Jun 18, 2013 03:02 PM EDT
(Reuters) - Google Inc has settled a shareholder class action lawsuit that clears the way for the company to issue a new class of nonvoting stock, giving the company a currency for acquisitions that would not dilute the founders' control.
The online search engine leader had planned to issue Class C shares as a dividend to investors, but a shareholder, the Brockton Retirement Board, sued, claiming the plan gave the founders, Sergey Brin and Larry Page, added control without paying for it.
The lawsuit was scheduled to go to trial on Tuesday in a Delaware state court. The founders were expected to testify.
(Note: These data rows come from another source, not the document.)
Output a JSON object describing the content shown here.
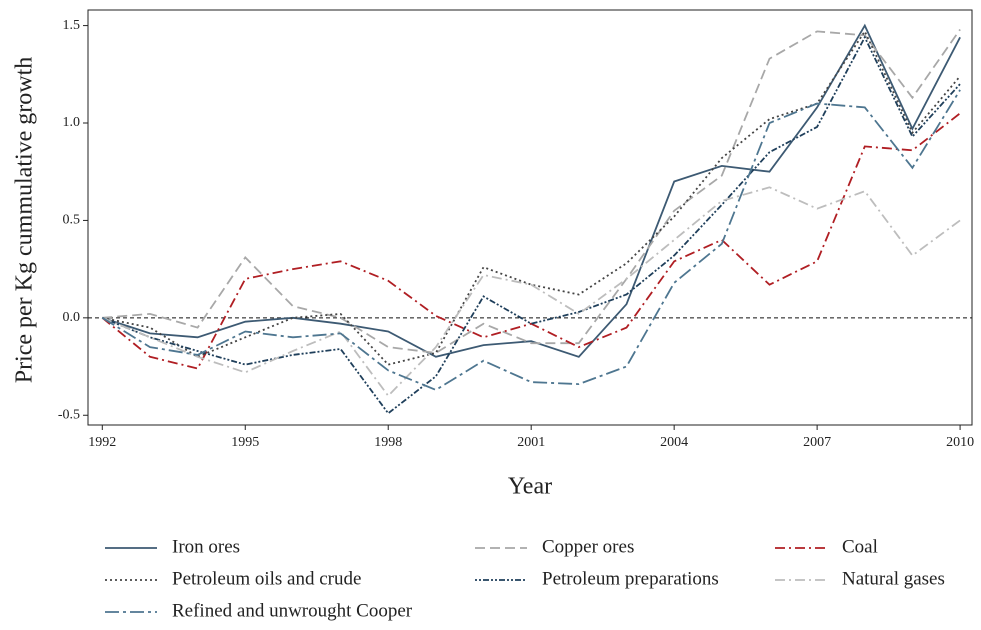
{
  "chart_data": {
    "type": "line",
    "x_label": "Year",
    "y_label": "Price per Kg cummulative growth",
    "x": [
      1992,
      1993,
      1994,
      1995,
      1996,
      1997,
      1998,
      1999,
      2000,
      2001,
      2002,
      2003,
      2004,
      2005,
      2006,
      2007,
      2008,
      2009,
      2010
    ],
    "xlim": [
      1991.7,
      2010.25
    ],
    "xticks": [
      1992,
      1995,
      1998,
      2001,
      2004,
      2007,
      2010
    ],
    "ylim": [
      -0.55,
      1.58
    ],
    "yticks": [
      -0.5,
      {
        "value": 0,
        "label": "0.0"
      },
      0.5,
      {
        "value": 1,
        "label": "1.0"
      },
      1.5
    ],
    "hline": 0,
    "series": [
      {
        "name": "Iron ores",
        "color": "#3d5a73",
        "style": "solid",
        "values": [
          0,
          -0.08,
          -0.1,
          -0.02,
          0,
          -0.03,
          -0.07,
          -0.2,
          -0.14,
          -0.12,
          -0.2,
          0.07,
          0.7,
          0.78,
          0.75,
          1.08,
          1.5,
          0.97,
          1.44
        ]
      },
      {
        "name": "Copper ores",
        "color": "#a8a8a8",
        "style": "dashed",
        "values": [
          0,
          0.02,
          -0.05,
          0.31,
          0.06,
          0,
          -0.15,
          -0.18,
          -0.03,
          -0.13,
          -0.13,
          0.2,
          0.55,
          0.73,
          1.33,
          1.47,
          1.45,
          1.13,
          1.48
        ]
      },
      {
        "name": "Coal",
        "color": "#b01e23",
        "style": "dashdot",
        "values": [
          0,
          -0.2,
          -0.26,
          0.2,
          0.25,
          0.29,
          0.19,
          0.01,
          -0.1,
          -0.03,
          -0.15,
          -0.05,
          0.29,
          0.4,
          0.17,
          0.29,
          0.88,
          0.86,
          1.05
        ]
      },
      {
        "name": "Petroleum oils and crude",
        "color": "#444444",
        "style": "dotted",
        "values": [
          0,
          -0.05,
          -0.2,
          -0.1,
          0,
          0.02,
          -0.24,
          -0.18,
          0.26,
          0.17,
          0.12,
          0.28,
          0.52,
          0.82,
          1.02,
          1.1,
          1.47,
          0.95,
          1.24
        ]
      },
      {
        "name": "Petroleum preparations",
        "color": "#1f3f5b",
        "style": "dotdash",
        "values": [
          0,
          -0.1,
          -0.17,
          -0.24,
          -0.19,
          -0.16,
          -0.49,
          -0.3,
          0.11,
          -0.03,
          0.03,
          0.12,
          0.32,
          0.58,
          0.85,
          0.98,
          1.44,
          0.93,
          1.2
        ]
      },
      {
        "name": "Natural gases",
        "color": "#bdbdbd",
        "style": "dashdot",
        "values": [
          0,
          -0.1,
          -0.2,
          -0.28,
          -0.17,
          -0.07,
          -0.4,
          -0.15,
          0.22,
          0.17,
          0.02,
          0.2,
          0.4,
          0.6,
          0.67,
          0.56,
          0.65,
          0.32,
          0.5
        ]
      },
      {
        "name": "Refined and unwrought Cooper",
        "color": "#4e7690",
        "style": "longdashdot",
        "values": [
          0,
          -0.15,
          -0.19,
          -0.07,
          -0.1,
          -0.08,
          -0.27,
          -0.37,
          -0.22,
          -0.33,
          -0.34,
          -0.25,
          0.18,
          0.38,
          1.0,
          1.1,
          1.08,
          0.77,
          1.17
        ]
      }
    ]
  }
}
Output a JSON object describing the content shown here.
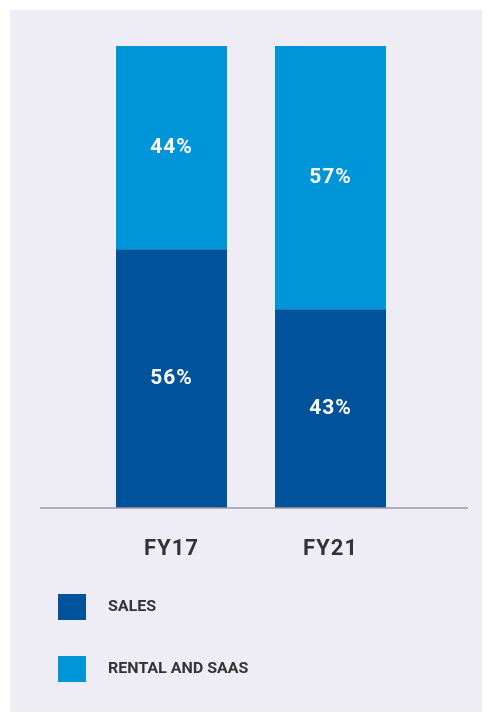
{
  "chart_data": {
    "type": "stacked_bar",
    "categories": [
      "FY17",
      "FY21"
    ],
    "series": [
      {
        "name": "SALES",
        "color": "#00529b",
        "values": [
          56,
          43
        ],
        "value_labels": [
          "56%",
          "43%"
        ]
      },
      {
        "name": "RENTAL AND SAAS",
        "color": "#0095d9",
        "values": [
          44,
          57
        ],
        "value_labels": [
          "44%",
          "57%"
        ]
      }
    ],
    "ylim": [
      0,
      100
    ]
  }
}
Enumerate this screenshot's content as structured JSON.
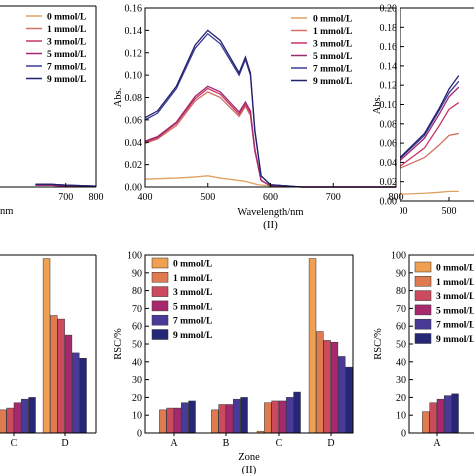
{
  "chart_data": [
    {
      "panel": "top-left (cropped)",
      "type": "line",
      "x_tick_labels": [
        "700",
        "800"
      ],
      "xlabel_fragment": "nm",
      "legend": [
        "0 mmol/L",
        "1 mmol/L",
        "3 mmol/L",
        "5 mmol/L",
        "7 mmol/L",
        "9 mmol/L"
      ],
      "legend_position": "top-right",
      "xlim": [
        450,
        800
      ],
      "ylim": [
        0,
        0.2
      ],
      "series": [
        {
          "name": "0 mmol/L",
          "color": "#e0a060",
          "x": [
            600,
            650,
            700,
            800
          ],
          "y": [
            0.003,
            0.003,
            0.002,
            0.001
          ]
        },
        {
          "name": "1 mmol/L",
          "color": "#d07060",
          "x": [
            600,
            650,
            700,
            800
          ],
          "y": [
            0.002,
            0.002,
            0.001,
            0.001
          ]
        },
        {
          "name": "3 mmol/L",
          "color": "#c83468",
          "x": [
            600,
            650,
            700,
            800
          ],
          "y": [
            0.002,
            0.002,
            0.001,
            0.001
          ]
        },
        {
          "name": "5 mmol/L",
          "color": "#a02870",
          "x": [
            600,
            650,
            700,
            800
          ],
          "y": [
            0.002,
            0.002,
            0.001,
            0.001
          ]
        },
        {
          "name": "7 mmol/L",
          "color": "#3a3a96",
          "x": [
            600,
            650,
            700,
            800
          ],
          "y": [
            0.003,
            0.003,
            0.002,
            0.001
          ]
        },
        {
          "name": "9 mmol/L",
          "color": "#22226e",
          "x": [
            600,
            650,
            700,
            800
          ],
          "y": [
            0.003,
            0.003,
            0.002,
            0.001
          ]
        }
      ]
    },
    {
      "panel": "top-middle",
      "type": "line",
      "xlabel": "Wavelength/nm",
      "ylabel": "Abs.",
      "roman": "(II)",
      "xlim": [
        400,
        800
      ],
      "ylim": [
        0,
        0.16
      ],
      "x_ticks": [
        400,
        500,
        600,
        700,
        800
      ],
      "y_ticks": [
        0.0,
        0.02,
        0.04,
        0.06,
        0.08,
        0.1,
        0.12,
        0.14,
        0.16
      ],
      "y_tick_labels": [
        "0.00",
        "0.02",
        "0.04",
        "0.06",
        "0.08",
        "0.10",
        "0.12",
        "0.14",
        "0.16"
      ],
      "legend": [
        "0 mmol/L",
        "1 mmol/L",
        "3 mmol/L",
        "5 mmol/L",
        "7 mmol/L",
        "9 mmol/L"
      ],
      "legend_position": "top-right",
      "series": [
        {
          "name": "0 mmol/L",
          "color": "#e0a060",
          "x": [
            400,
            450,
            480,
            500,
            520,
            560,
            580,
            600,
            650,
            800
          ],
          "y": [
            0.007,
            0.008,
            0.009,
            0.01,
            0.008,
            0.005,
            0.002,
            0.001,
            0.0,
            0.0
          ]
        },
        {
          "name": "1 mmol/L",
          "color": "#d07060",
          "x": [
            400,
            420,
            450,
            480,
            500,
            520,
            550,
            560,
            568,
            575,
            585,
            600,
            650,
            800
          ],
          "y": [
            0.039,
            0.043,
            0.055,
            0.077,
            0.085,
            0.08,
            0.063,
            0.072,
            0.064,
            0.032,
            0.006,
            0.001,
            0.0,
            0.0
          ]
        },
        {
          "name": "3 mmol/L",
          "color": "#c83468",
          "x": [
            400,
            420,
            450,
            480,
            500,
            520,
            550,
            560,
            568,
            575,
            585,
            600,
            650,
            800
          ],
          "y": [
            0.04,
            0.044,
            0.057,
            0.079,
            0.088,
            0.083,
            0.065,
            0.074,
            0.066,
            0.033,
            0.006,
            0.001,
            0.0,
            0.0
          ]
        },
        {
          "name": "5 mmol/L",
          "color": "#a02870",
          "x": [
            400,
            420,
            450,
            480,
            500,
            520,
            550,
            560,
            568,
            575,
            585,
            600,
            650,
            800
          ],
          "y": [
            0.041,
            0.045,
            0.058,
            0.081,
            0.09,
            0.085,
            0.067,
            0.076,
            0.068,
            0.034,
            0.006,
            0.001,
            0.0,
            0.0
          ]
        },
        {
          "name": "7 mmol/L",
          "color": "#3a3a96",
          "x": [
            400,
            420,
            450,
            480,
            500,
            520,
            550,
            560,
            568,
            575,
            585,
            600,
            650,
            800
          ],
          "y": [
            0.06,
            0.066,
            0.088,
            0.124,
            0.137,
            0.128,
            0.1,
            0.114,
            0.1,
            0.05,
            0.01,
            0.002,
            0.0,
            0.0
          ]
        },
        {
          "name": "9 mmol/L",
          "color": "#22226e",
          "x": [
            400,
            420,
            450,
            480,
            500,
            520,
            550,
            560,
            568,
            575,
            585,
            600,
            650,
            800
          ],
          "y": [
            0.062,
            0.068,
            0.09,
            0.127,
            0.14,
            0.131,
            0.102,
            0.116,
            0.102,
            0.051,
            0.01,
            0.002,
            0.0,
            0.0
          ]
        }
      ]
    },
    {
      "panel": "top-right (cropped)",
      "type": "line",
      "ylabel": "Abs.",
      "xlim": [
        400,
        800
      ],
      "ylim": [
        0,
        0.2
      ],
      "x_tick_labels": [
        "400",
        "500"
      ],
      "y_ticks": [
        0.0,
        0.02,
        0.04,
        0.06,
        0.08,
        0.1,
        0.12,
        0.14,
        0.16,
        0.18,
        0.2
      ],
      "y_tick_labels": [
        "0.00",
        "0.02",
        "0.04",
        "0.06",
        "0.08",
        "0.10",
        "0.12",
        "0.14",
        "0.16",
        "0.18",
        "0.20"
      ],
      "series": [
        {
          "name": "0 mmol/L",
          "color": "#e0a060",
          "x": [
            400,
            450,
            480,
            500,
            520
          ],
          "y": [
            0.007,
            0.008,
            0.009,
            0.01,
            0.01
          ]
        },
        {
          "name": "1 mmol/L",
          "color": "#d07060",
          "x": [
            400,
            450,
            480,
            500,
            520
          ],
          "y": [
            0.034,
            0.045,
            0.058,
            0.068,
            0.07
          ]
        },
        {
          "name": "3 mmol/L",
          "color": "#c83468",
          "x": [
            400,
            450,
            480,
            500,
            520
          ],
          "y": [
            0.036,
            0.055,
            0.078,
            0.095,
            0.102
          ]
        },
        {
          "name": "5 mmol/L",
          "color": "#a02870",
          "x": [
            400,
            450,
            480,
            500,
            520
          ],
          "y": [
            0.042,
            0.065,
            0.09,
            0.108,
            0.118
          ]
        },
        {
          "name": "7 mmol/L",
          "color": "#3a3a96",
          "x": [
            400,
            450,
            480,
            500,
            520
          ],
          "y": [
            0.044,
            0.068,
            0.094,
            0.112,
            0.124
          ]
        },
        {
          "name": "9 mmol/L",
          "color": "#22226e",
          "x": [
            400,
            450,
            480,
            500,
            520
          ],
          "y": [
            0.045,
            0.07,
            0.096,
            0.116,
            0.13
          ]
        }
      ]
    },
    {
      "panel": "bottom-left (cropped)",
      "type": "bar",
      "categories": [
        "C",
        "D"
      ],
      "ylim": [
        0,
        100
      ],
      "series": [
        {
          "name": "0 mmol/L",
          "color": "#f0a050",
          "values": [
            null,
            98
          ]
        },
        {
          "name": "1 mmol/L",
          "color": "#e07a50",
          "values": [
            13,
            66
          ]
        },
        {
          "name": "3 mmol/L",
          "color": "#cc4a5e",
          "values": [
            14,
            64
          ]
        },
        {
          "name": "5 mmol/L",
          "color": "#a8286e",
          "values": [
            17,
            55
          ]
        },
        {
          "name": "7 mmol/L",
          "color": "#4a3a98",
          "values": [
            19,
            45
          ]
        },
        {
          "name": "9 mmol/L",
          "color": "#262676",
          "values": [
            20,
            42
          ]
        }
      ]
    },
    {
      "panel": "bottom-middle",
      "type": "bar",
      "xlabel": "Zone",
      "ylabel": "RSC/%",
      "roman": "(II)",
      "categories": [
        "A",
        "B",
        "C",
        "D"
      ],
      "ylim": [
        0,
        100
      ],
      "y_ticks": [
        0,
        10,
        20,
        30,
        40,
        50,
        60,
        70,
        80,
        90,
        100
      ],
      "legend": [
        "0 mmol/L",
        "1 mmol/L",
        "3 mmol/L",
        "5 mmol/L",
        "7 mmol/L",
        "9 mmol/L"
      ],
      "legend_position": "top-left",
      "series": [
        {
          "name": "0 mmol/L",
          "color": "#f0a050",
          "values": [
            0,
            0,
            1,
            98
          ]
        },
        {
          "name": "1 mmol/L",
          "color": "#e07a50",
          "values": [
            13,
            13,
            17,
            57
          ]
        },
        {
          "name": "3 mmol/L",
          "color": "#cc4a5e",
          "values": [
            14,
            16,
            18,
            52
          ]
        },
        {
          "name": "5 mmol/L",
          "color": "#a8286e",
          "values": [
            14,
            16,
            18,
            51
          ]
        },
        {
          "name": "7 mmol/L",
          "color": "#4a3a98",
          "values": [
            17,
            19,
            20,
            43
          ]
        },
        {
          "name": "9 mmol/L",
          "color": "#262676",
          "values": [
            18,
            20,
            23,
            37
          ]
        }
      ]
    },
    {
      "panel": "bottom-right (cropped)",
      "type": "bar",
      "ylabel": "RSC/%",
      "categories": [
        "A"
      ],
      "ylim": [
        0,
        100
      ],
      "y_ticks": [
        0,
        10,
        20,
        30,
        40,
        50,
        60,
        70,
        80,
        90,
        100
      ],
      "legend": [
        "0 mmol/L",
        "1 mmol/L",
        "3 mmol/L",
        "5 mmol/L",
        "7 mmol/L",
        "9 mmol/L"
      ],
      "legend_position": "top-left",
      "series": [
        {
          "name": "0 mmol/L",
          "color": "#f0a050",
          "values": [
            0
          ]
        },
        {
          "name": "1 mmol/L",
          "color": "#e07a50",
          "values": [
            12
          ]
        },
        {
          "name": "3 mmol/L",
          "color": "#cc4a5e",
          "values": [
            17
          ]
        },
        {
          "name": "5 mmol/L",
          "color": "#a8286e",
          "values": [
            19
          ]
        },
        {
          "name": "7 mmol/L",
          "color": "#4a3a98",
          "values": [
            21
          ]
        },
        {
          "name": "9 mmol/L",
          "color": "#262676",
          "values": [
            22
          ]
        }
      ]
    }
  ]
}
The settlement will give holders of the new Class C stock a cash or stock payment if the value of the stock differs by more than 1 percent from the value of Class A shares, which have traded on the Nasdaq since its public listing in 2004.
The settlement was disclosed in a regulatory filing on Monday.
"We're pleased to have reached an agreement to settle this litigation," the company said in a statement.
"We've always believed our founder-led approach gives us the freedom to make long-term bets, like Android, Chrome and YouTube, that benefit consumers and shareholders alike."
Google has had two classes of stock since it went public. Class A carries one vote each, while Brin and Page control Google through their holdings of Class B shares, which carry 10 votes each.
The new Class C shares will allow Brin and Page to sell more stock without surrendering control of the company.
Google shares rose 1.5 percent to $888.46 alongside a broadly higher market.